If you select Wait Until Stabilized, the replication process won't replicate a directory if you've made changes to it recently. You can configure this parameter from the Registry. Go to the HKEY_LOCAL_MACHINE\SYSTEM\CurrentControlSet\Services\Replicator\Parameters Registry key. Select GuardTime, and change the parameter as necessary. (The default is 2 minutes.) Many replication settings, including this parameter, appear in the Registry only after you set up the replication service.

You can place a lock on a directory so that the replication service can't replicate the directory while you're making changes to it (click Add Lock). A directory can have multiple locks. Suppose that another administrator places a lock on a directory. Then you go into the directory and edit some files. The other administrator removes the lock, but you're still making changes. Each administrator places one lock, then removes one lock when he completes his changes.

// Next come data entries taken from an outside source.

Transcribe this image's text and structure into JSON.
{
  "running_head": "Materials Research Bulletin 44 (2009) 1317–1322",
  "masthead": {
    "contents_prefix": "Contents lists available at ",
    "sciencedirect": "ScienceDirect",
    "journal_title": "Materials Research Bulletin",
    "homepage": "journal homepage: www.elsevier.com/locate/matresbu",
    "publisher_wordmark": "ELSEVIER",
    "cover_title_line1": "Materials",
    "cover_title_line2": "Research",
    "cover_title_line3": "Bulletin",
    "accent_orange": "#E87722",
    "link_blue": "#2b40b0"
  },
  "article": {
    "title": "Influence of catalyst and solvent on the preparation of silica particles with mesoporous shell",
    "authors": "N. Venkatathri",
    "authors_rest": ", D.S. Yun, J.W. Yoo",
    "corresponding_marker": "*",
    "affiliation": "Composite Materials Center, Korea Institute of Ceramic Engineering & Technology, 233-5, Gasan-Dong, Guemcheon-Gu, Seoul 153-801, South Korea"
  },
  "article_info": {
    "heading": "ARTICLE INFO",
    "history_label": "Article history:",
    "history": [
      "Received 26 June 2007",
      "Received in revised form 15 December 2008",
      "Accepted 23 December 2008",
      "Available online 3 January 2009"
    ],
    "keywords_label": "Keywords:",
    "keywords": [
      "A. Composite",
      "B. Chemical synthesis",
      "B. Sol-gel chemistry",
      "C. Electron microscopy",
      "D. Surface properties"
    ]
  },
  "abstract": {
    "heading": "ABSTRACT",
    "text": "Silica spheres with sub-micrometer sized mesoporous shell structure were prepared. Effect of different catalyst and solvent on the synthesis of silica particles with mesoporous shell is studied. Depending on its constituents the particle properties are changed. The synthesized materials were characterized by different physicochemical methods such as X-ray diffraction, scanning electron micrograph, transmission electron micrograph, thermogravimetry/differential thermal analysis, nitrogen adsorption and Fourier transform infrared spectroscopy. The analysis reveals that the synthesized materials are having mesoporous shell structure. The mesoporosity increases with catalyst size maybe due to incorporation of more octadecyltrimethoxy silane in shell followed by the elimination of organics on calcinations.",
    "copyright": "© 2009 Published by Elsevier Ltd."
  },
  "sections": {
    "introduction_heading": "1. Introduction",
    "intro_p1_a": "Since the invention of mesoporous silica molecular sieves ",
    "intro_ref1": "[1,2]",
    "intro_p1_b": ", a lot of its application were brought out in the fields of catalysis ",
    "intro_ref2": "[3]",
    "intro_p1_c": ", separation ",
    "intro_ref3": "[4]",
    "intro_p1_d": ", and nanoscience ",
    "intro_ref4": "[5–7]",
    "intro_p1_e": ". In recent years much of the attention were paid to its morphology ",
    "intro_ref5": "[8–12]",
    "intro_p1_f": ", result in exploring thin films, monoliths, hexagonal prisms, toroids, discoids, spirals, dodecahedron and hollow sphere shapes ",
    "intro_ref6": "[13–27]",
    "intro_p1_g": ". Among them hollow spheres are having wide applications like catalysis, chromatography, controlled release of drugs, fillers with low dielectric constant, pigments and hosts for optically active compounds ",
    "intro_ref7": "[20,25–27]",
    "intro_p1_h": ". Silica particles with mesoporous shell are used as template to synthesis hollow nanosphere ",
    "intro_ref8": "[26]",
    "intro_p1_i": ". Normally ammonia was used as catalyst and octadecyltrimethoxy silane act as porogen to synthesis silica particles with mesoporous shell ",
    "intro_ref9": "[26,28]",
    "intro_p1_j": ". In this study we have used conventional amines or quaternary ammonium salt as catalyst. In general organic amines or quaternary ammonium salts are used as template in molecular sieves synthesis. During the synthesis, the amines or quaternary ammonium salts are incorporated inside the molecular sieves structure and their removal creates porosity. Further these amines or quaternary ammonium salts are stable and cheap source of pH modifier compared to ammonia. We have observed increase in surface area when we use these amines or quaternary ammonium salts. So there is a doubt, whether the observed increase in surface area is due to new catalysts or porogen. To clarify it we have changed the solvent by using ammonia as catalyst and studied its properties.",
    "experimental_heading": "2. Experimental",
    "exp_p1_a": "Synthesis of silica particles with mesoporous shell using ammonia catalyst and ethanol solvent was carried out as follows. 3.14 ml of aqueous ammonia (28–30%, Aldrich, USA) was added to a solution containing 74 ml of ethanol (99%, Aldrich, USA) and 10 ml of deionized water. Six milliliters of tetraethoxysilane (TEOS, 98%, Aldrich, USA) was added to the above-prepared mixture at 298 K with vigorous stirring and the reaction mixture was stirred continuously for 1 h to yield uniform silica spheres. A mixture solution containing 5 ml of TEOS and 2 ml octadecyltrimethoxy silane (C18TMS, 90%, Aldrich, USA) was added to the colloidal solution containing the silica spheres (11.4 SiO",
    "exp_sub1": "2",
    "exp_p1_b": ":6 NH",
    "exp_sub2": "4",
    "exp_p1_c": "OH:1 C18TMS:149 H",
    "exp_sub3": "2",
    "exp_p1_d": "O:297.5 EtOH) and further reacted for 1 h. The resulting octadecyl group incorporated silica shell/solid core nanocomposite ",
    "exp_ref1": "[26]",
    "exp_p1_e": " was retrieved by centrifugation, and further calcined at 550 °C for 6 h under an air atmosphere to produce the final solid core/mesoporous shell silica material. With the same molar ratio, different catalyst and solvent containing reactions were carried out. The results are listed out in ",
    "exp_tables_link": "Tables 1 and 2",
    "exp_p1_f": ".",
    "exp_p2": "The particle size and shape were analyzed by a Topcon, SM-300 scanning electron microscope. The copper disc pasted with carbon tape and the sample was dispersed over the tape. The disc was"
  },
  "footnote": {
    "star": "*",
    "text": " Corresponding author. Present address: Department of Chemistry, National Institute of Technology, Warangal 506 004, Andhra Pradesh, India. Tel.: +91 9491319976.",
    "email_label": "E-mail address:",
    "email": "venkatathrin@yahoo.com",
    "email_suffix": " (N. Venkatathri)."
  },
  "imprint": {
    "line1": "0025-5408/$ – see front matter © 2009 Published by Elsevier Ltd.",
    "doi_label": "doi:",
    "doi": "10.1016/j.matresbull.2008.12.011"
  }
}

To manage import replication, open Server Manager, select the import server, double-click it, and select Replication. Click Manage to bring up the replication list. You'll see the data that you're importing, whether the subdirectory has a lock, the subdirectory's status, and the time of the last update, as Screen 5 shows. Locks are on the import side to prevent you from overwriting the data. If the status entry is missing, synchronization hasn't occurred. Check the accounts and permissions, and make sure the service is running. Try stopping and restarting the service. If the status entry is No Sync, synchronization has failed--­perhaps because of network problems, but more likely because of permissions problems. If you see No Master instead of a last update time, the subdirectory probably has a permissions problem.

Permissions
To understand the replication process' required permissions, you need to understand how replication works. The export server checks every few minutes for changes. You can configure this interval in the HKEY_LOCAL_MACHINE\SYSTEM\CurrentControlSet\Services\Replicator\Parameters Registry key. Select Interval, and change the parameter as necessary. When you make a change at the export server, it notifies the import servers. The import servers then copy the files from the export server. The import server pulls the files, rather than the export server pushing them. Thus, the replicator service account must have read permission on the export server and change permission on the import server. The account requires change permission (not just write permission) so that it can create new files on the import server. Ensure that the share permissions are correct on the export server and that NTFS file and directory permissions permit reads and writes. Incorrect permissions cause most replication problems.

Handle with Care
The NT replication process is a temperamental service that requires care in setup. Replication has limited capabilities and is most useful for keeping logon scripts synchronized between domain controllers. Replication performs adequately in this arena, and better tools exist for backing up or distributing data.